Each day this week, we'll feature a special "kid's tech" pick for the holidays.
Reminder: The North Pole Post Office needs to receive Santa letters by Dec. 15.
The USPS and their “Letters FROM Santa” program are a memorable family activity and photo opportunity. Feel free to use the hashtag #LettersFromSanta.
Yes, Virginia, there is a Santa Claus — and the U.S. Postal Service can help you prove it when Santa replies to your child’s letter — complete with a North Pole postmark.
Here are the steps for your child to get a letter back from Santa:
Have your child write a letter to Santa and place it in an envelope addressed to: Santa Claus, North Pole.
Later, when alone, open the envelope and write a personalized response.
Insert the response letter into an envelope and address it to the child.
Add the return address: SANTA, NORTH POLE, to the envelope.
Affix a First-Class Mail stamp, such as a new Holiday Windows stamp, to the envelope.
Place the complete envelope into a larger envelope — preferably a Priority Mail Flat Rate envelope — with appropriate postage and address it to:
North Pole Postmark Postmaster 4141 Postmark Drive Anchorage, AK 99530-9998
“Letters from Santa” must be received by the Anchorage, AK, postmaster no later than Dec. 15. Santa’s helpers at the Postal Service will take care of the rest.
To save paper, write Santa’s response on the back of your child’s letter. If you keep them together, your child will also be able to recall what he or she wrote.

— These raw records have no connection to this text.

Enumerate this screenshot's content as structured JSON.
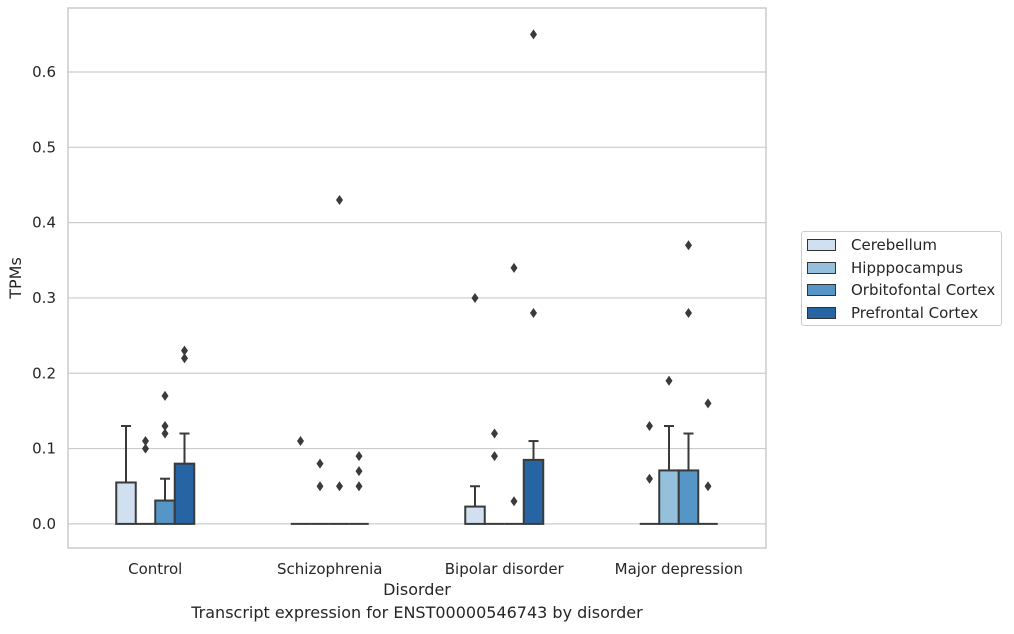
{
  "chart_data": {
    "type": "box",
    "title": "",
    "caption": "Transcript expression for ENST00000546743 by disorder",
    "xlabel": "Disorder",
    "ylabel": "TPMs",
    "ylim": [
      -0.032,
      0.685
    ],
    "yticks": [
      0.0,
      0.1,
      0.2,
      0.3,
      0.4,
      0.5,
      0.6
    ],
    "ytick_labels": [
      "0.0",
      "0.1",
      "0.2",
      "0.3",
      "0.4",
      "0.5",
      "0.6"
    ],
    "grid": "horizontal",
    "legend_position": "right",
    "categories": [
      "Control",
      "Schizophrenia",
      "Bipolar disorder",
      "Major depression"
    ],
    "series": [
      {
        "name": "Cerebellum",
        "color": "#d0e0f0",
        "boxes": [
          {
            "q1": 0.0,
            "q3": 0.055,
            "median": 0.0,
            "whisker_low": 0.0,
            "whisker_high": 0.13,
            "outliers": []
          },
          {
            "q1": 0.0,
            "q3": 0.0,
            "median": 0.0,
            "whisker_low": 0.0,
            "whisker_high": 0.0,
            "outliers": [
              0.11
            ]
          },
          {
            "q1": 0.0,
            "q3": 0.023,
            "median": 0.0,
            "whisker_low": 0.0,
            "whisker_high": 0.05,
            "outliers": [
              0.3
            ]
          },
          {
            "q1": 0.0,
            "q3": 0.0,
            "median": 0.0,
            "whisker_low": 0.0,
            "whisker_high": 0.0,
            "outliers": [
              0.13,
              0.06
            ]
          }
        ]
      },
      {
        "name": "Hipppocampus",
        "color": "#94c0dc",
        "boxes": [
          {
            "q1": 0.0,
            "q3": 0.0,
            "median": 0.0,
            "whisker_low": 0.0,
            "whisker_high": 0.0,
            "outliers": [
              0.11,
              0.1
            ]
          },
          {
            "q1": 0.0,
            "q3": 0.0,
            "median": 0.0,
            "whisker_low": 0.0,
            "whisker_high": 0.0,
            "outliers": [
              0.08,
              0.05
            ]
          },
          {
            "q1": 0.0,
            "q3": 0.0,
            "median": 0.0,
            "whisker_low": 0.0,
            "whisker_high": 0.0,
            "outliers": [
              0.12,
              0.09
            ]
          },
          {
            "q1": 0.0,
            "q3": 0.071,
            "median": 0.0,
            "whisker_low": 0.0,
            "whisker_high": 0.13,
            "outliers": [
              0.19
            ]
          }
        ]
      },
      {
        "name": "Orbitofontal Cortex",
        "color": "#5696c6",
        "boxes": [
          {
            "q1": 0.0,
            "q3": 0.031,
            "median": 0.0,
            "whisker_low": 0.0,
            "whisker_high": 0.06,
            "outliers": [
              0.17,
              0.13,
              0.12
            ]
          },
          {
            "q1": 0.0,
            "q3": 0.0,
            "median": 0.0,
            "whisker_low": 0.0,
            "whisker_high": 0.0,
            "outliers": [
              0.43,
              0.05
            ]
          },
          {
            "q1": 0.0,
            "q3": 0.0,
            "median": 0.0,
            "whisker_low": 0.0,
            "whisker_high": 0.0,
            "outliers": [
              0.34,
              0.03
            ]
          },
          {
            "q1": 0.0,
            "q3": 0.071,
            "median": 0.0,
            "whisker_low": 0.0,
            "whisker_high": 0.12,
            "outliers": [
              0.37,
              0.28
            ]
          }
        ]
      },
      {
        "name": "Prefrontal Cortex",
        "color": "#2664a4",
        "boxes": [
          {
            "q1": 0.0,
            "q3": 0.08,
            "median": 0.0,
            "whisker_low": 0.0,
            "whisker_high": 0.12,
            "outliers": [
              0.23,
              0.22
            ]
          },
          {
            "q1": 0.0,
            "q3": 0.0,
            "median": 0.0,
            "whisker_low": 0.0,
            "whisker_high": 0.0,
            "outliers": [
              0.09,
              0.07,
              0.05
            ]
          },
          {
            "q1": 0.0,
            "q3": 0.085,
            "median": 0.0,
            "whisker_low": 0.0,
            "whisker_high": 0.11,
            "outliers": [
              0.65,
              0.28
            ]
          },
          {
            "q1": 0.0,
            "q3": 0.0,
            "median": 0.0,
            "whisker_low": 0.0,
            "whisker_high": 0.0,
            "outliers": [
              0.16,
              0.05
            ]
          }
        ]
      }
    ]
  }
}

When responding as Santa, make the response as personal as possible by highlighting your child’s accomplishments over the past year, for example, helping around the house, receiving good grades in a particular subject at school or participating in community service activities.
This is a great activity to do at Thanksgiving that the whole family can enjoy, including parents, grandparents, aunts, uncles and other caregivers.
The Letters from Santa program adds to the excitement of Christmas and is ideal for interesting youngsters in letter writing, stamps and penmanship.
The Postal Service receives no tax dollars for operating expenses and relies on the sale of postage, products and services to fund its operations.